Let’s not forget that there’s still plenty of work to be done within its group recovery management unit (GRMU) – the orderly wind down of its Irish portfolio will take ten years, and the residential property portfolio Anglo inherited from the Irish Nationwide take-over will take five years – as well as within its NAMA division.
According to recruiters in Dublin, the bank is still hiring workout professionals for these loans, but largely on fixed-term 10-month contracts. These roles are becoming a more difficult sell.
“When there were few other options available to people, the roles at Anglo were appealing,” says one Irish headhunter. “Now, they’re incredibly difficult to recruit for – the pay is no better than other Irish institutions, the contracts are short and the bank is gradually winding down.”

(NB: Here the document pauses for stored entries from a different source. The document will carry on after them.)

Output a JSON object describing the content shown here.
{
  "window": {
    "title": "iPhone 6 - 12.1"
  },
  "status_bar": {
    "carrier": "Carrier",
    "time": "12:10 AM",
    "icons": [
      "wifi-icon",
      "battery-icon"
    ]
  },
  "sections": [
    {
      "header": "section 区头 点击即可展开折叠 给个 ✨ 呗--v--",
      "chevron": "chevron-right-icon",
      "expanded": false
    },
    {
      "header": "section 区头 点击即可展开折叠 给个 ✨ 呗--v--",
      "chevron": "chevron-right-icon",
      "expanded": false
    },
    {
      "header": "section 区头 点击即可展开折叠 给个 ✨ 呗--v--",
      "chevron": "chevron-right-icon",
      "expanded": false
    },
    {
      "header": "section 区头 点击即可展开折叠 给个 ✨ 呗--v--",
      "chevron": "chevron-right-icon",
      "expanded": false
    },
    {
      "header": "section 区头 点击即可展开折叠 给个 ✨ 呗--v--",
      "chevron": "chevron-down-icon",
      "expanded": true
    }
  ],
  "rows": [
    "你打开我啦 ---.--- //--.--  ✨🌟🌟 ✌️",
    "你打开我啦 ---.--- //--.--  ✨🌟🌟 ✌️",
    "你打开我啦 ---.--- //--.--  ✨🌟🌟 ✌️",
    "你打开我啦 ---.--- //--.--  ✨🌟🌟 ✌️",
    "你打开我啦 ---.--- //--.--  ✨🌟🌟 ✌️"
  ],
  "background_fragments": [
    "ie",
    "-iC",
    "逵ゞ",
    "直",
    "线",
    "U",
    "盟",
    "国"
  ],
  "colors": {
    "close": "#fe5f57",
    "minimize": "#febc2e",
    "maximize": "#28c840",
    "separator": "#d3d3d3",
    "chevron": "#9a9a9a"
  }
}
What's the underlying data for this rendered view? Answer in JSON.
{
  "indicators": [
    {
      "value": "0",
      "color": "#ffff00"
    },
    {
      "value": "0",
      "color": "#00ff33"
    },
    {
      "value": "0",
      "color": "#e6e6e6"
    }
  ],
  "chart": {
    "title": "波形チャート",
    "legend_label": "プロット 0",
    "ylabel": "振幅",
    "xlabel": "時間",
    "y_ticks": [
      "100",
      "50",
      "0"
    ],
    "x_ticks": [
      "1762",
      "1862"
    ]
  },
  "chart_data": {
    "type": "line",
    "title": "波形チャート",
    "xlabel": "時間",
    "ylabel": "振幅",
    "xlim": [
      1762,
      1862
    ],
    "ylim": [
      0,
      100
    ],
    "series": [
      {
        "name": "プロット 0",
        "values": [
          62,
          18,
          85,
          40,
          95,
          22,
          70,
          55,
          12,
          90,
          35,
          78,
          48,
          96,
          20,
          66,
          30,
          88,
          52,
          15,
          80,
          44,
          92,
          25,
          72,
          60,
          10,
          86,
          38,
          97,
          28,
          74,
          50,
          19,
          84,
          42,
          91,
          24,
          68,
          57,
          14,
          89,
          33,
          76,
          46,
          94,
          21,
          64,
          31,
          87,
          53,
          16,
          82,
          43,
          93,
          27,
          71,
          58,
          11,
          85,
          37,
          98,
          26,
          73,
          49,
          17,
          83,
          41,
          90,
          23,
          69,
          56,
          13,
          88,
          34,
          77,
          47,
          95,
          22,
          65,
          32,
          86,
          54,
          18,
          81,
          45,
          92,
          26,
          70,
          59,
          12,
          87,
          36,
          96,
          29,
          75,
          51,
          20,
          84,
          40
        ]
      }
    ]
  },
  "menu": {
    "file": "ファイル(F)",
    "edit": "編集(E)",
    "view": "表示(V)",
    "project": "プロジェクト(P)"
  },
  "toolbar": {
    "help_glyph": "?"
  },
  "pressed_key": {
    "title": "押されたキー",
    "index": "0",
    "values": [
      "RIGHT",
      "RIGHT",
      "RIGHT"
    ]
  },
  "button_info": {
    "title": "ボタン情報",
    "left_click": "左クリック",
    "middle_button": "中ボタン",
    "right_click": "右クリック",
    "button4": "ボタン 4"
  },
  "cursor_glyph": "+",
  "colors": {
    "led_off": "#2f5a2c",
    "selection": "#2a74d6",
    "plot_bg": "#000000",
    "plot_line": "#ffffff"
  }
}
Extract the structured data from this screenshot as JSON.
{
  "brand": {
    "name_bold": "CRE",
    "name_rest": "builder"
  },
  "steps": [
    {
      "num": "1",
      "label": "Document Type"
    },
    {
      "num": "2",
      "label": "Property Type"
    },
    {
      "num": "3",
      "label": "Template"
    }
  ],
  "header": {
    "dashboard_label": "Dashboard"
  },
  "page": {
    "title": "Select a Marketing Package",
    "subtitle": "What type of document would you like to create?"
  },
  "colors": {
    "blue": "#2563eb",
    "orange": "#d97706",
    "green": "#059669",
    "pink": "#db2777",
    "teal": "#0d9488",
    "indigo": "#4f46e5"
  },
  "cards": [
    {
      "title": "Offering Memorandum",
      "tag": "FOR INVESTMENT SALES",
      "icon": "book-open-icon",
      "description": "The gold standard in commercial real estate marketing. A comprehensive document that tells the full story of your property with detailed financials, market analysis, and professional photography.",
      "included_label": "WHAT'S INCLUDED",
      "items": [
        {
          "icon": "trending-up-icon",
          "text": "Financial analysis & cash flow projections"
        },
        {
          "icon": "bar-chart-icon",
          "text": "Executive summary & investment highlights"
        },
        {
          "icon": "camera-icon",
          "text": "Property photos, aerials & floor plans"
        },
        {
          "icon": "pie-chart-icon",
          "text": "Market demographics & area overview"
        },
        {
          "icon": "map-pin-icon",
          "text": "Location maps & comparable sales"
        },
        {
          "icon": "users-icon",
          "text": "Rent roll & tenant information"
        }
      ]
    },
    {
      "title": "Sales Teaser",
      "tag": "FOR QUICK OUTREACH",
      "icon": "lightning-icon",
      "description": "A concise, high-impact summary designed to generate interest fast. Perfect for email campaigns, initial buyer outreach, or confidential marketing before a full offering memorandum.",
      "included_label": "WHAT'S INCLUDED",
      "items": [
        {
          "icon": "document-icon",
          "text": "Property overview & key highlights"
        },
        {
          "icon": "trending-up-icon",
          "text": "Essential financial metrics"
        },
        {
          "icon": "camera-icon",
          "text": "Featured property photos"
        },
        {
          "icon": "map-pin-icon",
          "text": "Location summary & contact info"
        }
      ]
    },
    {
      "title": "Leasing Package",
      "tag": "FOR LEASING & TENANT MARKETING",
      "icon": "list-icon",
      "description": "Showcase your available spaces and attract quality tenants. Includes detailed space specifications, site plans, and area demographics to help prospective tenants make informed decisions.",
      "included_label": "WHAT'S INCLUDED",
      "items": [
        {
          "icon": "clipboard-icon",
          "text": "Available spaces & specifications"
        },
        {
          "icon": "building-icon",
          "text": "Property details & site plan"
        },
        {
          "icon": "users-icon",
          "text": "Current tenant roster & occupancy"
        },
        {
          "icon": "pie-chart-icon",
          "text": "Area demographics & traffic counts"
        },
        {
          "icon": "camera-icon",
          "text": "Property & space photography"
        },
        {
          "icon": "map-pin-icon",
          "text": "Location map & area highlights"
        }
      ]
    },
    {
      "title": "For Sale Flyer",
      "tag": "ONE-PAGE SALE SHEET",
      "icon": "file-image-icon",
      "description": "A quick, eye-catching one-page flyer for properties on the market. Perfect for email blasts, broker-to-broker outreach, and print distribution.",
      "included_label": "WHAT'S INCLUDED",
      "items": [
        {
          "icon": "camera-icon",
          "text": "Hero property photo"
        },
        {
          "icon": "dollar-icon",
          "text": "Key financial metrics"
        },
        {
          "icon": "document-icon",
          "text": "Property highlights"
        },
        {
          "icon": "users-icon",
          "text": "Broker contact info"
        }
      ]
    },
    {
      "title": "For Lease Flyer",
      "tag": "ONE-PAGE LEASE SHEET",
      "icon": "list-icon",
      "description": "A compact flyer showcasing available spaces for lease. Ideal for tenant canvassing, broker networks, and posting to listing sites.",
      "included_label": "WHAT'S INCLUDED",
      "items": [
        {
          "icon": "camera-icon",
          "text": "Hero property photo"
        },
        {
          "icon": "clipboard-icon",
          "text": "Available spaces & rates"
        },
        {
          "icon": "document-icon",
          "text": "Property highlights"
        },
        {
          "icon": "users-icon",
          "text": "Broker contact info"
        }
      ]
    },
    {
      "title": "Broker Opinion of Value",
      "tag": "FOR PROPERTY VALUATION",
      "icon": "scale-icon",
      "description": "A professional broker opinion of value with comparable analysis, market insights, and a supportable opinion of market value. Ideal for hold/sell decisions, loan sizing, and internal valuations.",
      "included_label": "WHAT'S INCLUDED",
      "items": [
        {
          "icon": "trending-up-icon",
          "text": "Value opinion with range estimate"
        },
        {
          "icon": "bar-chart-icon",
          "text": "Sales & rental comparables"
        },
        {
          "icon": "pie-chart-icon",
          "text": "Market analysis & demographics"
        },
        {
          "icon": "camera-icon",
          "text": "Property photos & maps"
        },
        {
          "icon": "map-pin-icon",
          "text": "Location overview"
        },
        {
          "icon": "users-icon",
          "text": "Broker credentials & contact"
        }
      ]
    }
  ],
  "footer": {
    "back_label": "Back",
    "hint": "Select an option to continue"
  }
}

The result, suggest recruiters, is that there’s something of a revolving door at Anglo; people take the roles, but then move on when a better opportunity presents itself elsewhere.
The fact is that it’s in the state’s interest to ensure these roles remain filled – the value of these loans is only going to be maximised with the best people working on them – which means that, rather than expansion, Anglo is perennially looking to replace those who depart.